The U.S. Food and Drug Administration today approved the use of Xifaxan for reduction in the risk of the recurrence of overt hepatic encephalopathy (HE) in patients with advanced liver disease. This is a new use for Xifaxan (rifaximin), a drug that has been approved for the treatment of traveler’s diarrhea.
Hepatic encephalopathy is a worsening of brain function that can occur in patients whose liver can no longer remove toxins from the blood. Increased levels of ammonia in the blood are thought to play a role in the development of HE, and Xifaxan works by reducing these levels.
“The approval of Xifaxan for this new indication provides an additional treatment option for patients with liver disease,” said Joyce Korvick, M.D., deputy director for safety of FDA’s Division of Gastroenterology Products. “Hepatic encephalopathy occurs commonly in patients with liver disease, and there are few effective treatments for this serious condition.”
The efficacy of Xifaxan was established in a randomized placebo-controlled clinical trial of adult patients from the United States, Canada, and Russia. Patients with liver disease who entered the trial had no or mild symptoms of HE. Patients treated with Xifaxan were less likely to develop HE during the trial, compared to placebo-treated patients.

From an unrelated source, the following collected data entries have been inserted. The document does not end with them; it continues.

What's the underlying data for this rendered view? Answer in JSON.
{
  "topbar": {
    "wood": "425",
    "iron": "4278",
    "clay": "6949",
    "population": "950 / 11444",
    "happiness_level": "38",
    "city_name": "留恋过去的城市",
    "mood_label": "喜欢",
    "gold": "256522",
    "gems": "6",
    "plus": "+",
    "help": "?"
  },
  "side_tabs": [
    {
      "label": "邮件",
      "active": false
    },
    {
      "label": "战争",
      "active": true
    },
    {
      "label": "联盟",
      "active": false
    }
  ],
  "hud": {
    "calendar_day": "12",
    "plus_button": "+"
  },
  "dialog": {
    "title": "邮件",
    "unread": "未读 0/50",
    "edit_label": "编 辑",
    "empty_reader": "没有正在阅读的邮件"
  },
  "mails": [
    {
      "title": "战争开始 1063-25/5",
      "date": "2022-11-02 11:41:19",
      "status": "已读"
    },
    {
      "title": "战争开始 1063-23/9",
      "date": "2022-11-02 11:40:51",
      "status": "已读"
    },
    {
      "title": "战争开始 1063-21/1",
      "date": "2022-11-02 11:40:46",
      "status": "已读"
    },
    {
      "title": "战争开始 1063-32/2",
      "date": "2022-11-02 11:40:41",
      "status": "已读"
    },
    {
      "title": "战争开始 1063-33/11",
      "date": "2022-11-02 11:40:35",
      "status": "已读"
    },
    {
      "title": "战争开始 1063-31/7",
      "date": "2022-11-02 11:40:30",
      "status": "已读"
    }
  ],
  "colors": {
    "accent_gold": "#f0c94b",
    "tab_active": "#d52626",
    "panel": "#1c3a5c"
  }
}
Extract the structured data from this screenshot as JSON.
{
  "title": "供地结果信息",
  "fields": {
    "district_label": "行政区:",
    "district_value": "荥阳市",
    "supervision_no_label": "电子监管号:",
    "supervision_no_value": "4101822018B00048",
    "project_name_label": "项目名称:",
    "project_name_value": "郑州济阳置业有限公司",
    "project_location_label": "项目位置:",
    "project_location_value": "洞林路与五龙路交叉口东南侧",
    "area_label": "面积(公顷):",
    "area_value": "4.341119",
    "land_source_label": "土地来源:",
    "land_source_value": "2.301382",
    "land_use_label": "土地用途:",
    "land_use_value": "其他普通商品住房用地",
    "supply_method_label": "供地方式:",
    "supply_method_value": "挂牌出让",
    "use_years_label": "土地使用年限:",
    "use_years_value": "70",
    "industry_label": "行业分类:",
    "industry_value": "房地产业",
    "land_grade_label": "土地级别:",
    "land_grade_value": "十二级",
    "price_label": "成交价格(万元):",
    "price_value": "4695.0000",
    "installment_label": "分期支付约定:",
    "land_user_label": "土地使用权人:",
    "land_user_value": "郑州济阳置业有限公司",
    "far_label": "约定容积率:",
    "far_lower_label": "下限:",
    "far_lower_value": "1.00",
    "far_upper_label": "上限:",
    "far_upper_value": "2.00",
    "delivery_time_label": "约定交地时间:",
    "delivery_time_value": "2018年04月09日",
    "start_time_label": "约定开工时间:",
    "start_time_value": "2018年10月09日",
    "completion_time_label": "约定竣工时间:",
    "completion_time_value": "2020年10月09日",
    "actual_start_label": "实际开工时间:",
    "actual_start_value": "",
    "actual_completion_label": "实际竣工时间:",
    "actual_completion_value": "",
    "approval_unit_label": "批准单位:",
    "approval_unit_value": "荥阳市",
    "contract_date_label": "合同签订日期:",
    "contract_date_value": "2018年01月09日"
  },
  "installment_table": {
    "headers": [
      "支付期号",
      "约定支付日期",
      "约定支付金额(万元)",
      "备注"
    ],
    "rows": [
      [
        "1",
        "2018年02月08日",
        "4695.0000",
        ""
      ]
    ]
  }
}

Xifaxan was not studied in patients with the most severe forms of liver disease. Since most patients were also taking lactulose (a synthetic sugar which helps prevent absorption of ammonia from the intestine) during the trial, the efficacy of Xifaxan as a stand-alone treatment for HE could not be assessed.
The most common adverse reactions reported with the use of Xifaxan in patients with liver disease include swelling of the arms and legs (peripheral edema), nausea, gas, and headache.
Xifaxan received a priority review under FDA’s new drug application process and was granted orphan designation status. Xifaxan is manufactured by Salix Pharmaceuticals Inc. of Morrisville, N.C.